Kulturstaatsminister Wolfram Weimer im Mai im Bundestag

Berlin (epd). Die von Kulturstaatsminister Wolfram Weimer (parteilos) geplante Digitalabgabe für Tech-Konzerne wie Meta und Alphabet stößt in der Politik und bei Medienverbänden auf Zustimmung. Die Einnahmen aus einer Digitalabgabe "könnten auch dazu dienen, alternative Plattformen zu unterstützen, die unabhängig und demokratisch kontrolliert sind", sagte etwa SPD-Chefin Saskia Esken im am Freitag veröffentlichten "Stern"-Podcast "5-Minuten-Talk". Es sei richtig, wenn "große Player aus Übersee" endlich einen angemessenen Beitrag zum Gemeinwesen leisteten. Kritik an den Plänen kam aus der Digitalwirtschaft.

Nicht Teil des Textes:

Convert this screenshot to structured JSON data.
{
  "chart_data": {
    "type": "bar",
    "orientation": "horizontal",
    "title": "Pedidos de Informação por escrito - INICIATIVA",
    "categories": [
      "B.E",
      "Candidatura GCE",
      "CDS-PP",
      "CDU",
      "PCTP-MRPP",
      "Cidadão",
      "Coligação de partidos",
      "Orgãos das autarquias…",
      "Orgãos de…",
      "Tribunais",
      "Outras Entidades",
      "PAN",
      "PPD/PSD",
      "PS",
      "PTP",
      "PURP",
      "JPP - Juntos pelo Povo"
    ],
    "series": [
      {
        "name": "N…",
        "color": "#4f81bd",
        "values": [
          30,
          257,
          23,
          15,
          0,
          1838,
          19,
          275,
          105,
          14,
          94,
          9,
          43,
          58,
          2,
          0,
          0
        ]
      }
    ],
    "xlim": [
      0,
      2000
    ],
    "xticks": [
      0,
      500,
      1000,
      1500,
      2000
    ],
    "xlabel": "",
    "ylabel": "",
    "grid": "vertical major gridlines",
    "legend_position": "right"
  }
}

Weimer hatte in einem "Stern"-Interview gesagt, er bereite bereits eine Gesetzesvorlage vor. Diese könne sich an Österreich orientieren, das 2020 für sehr große Plattformbetreiber eine Besteuerung von Online-Werbeleistungen in Höhe von fünf Prozent eingeführt hatte. "Die österreichischen Erfahrungen mit einem Plattform-Soli sind aus meiner Sicht überzeugend", sagte der Kulturstaatsminister.

Weimer sucht Gespräch mit Unternehmen

Zuvor will Weimer allerdings das Gespräch mit den Unternehmen suchen. "Zunächst habe ich die Google-Führung sowie wichtige Branchenvertreter eingeladen zu Gesprächen ins Kanzleramt, um die Alternativen, möglicherweise auch freiwillige Selbstverpflichtungen, zu prüfen", sagte Weimer. Im schwarz-roten Koalitionsvertrag steht: "Wir prüfen die Einführung einer Abgabe für Online-Plattformen, die Medieninhalte nutzen. Die Erlöse sollen dem Medienstandort zugutekommen."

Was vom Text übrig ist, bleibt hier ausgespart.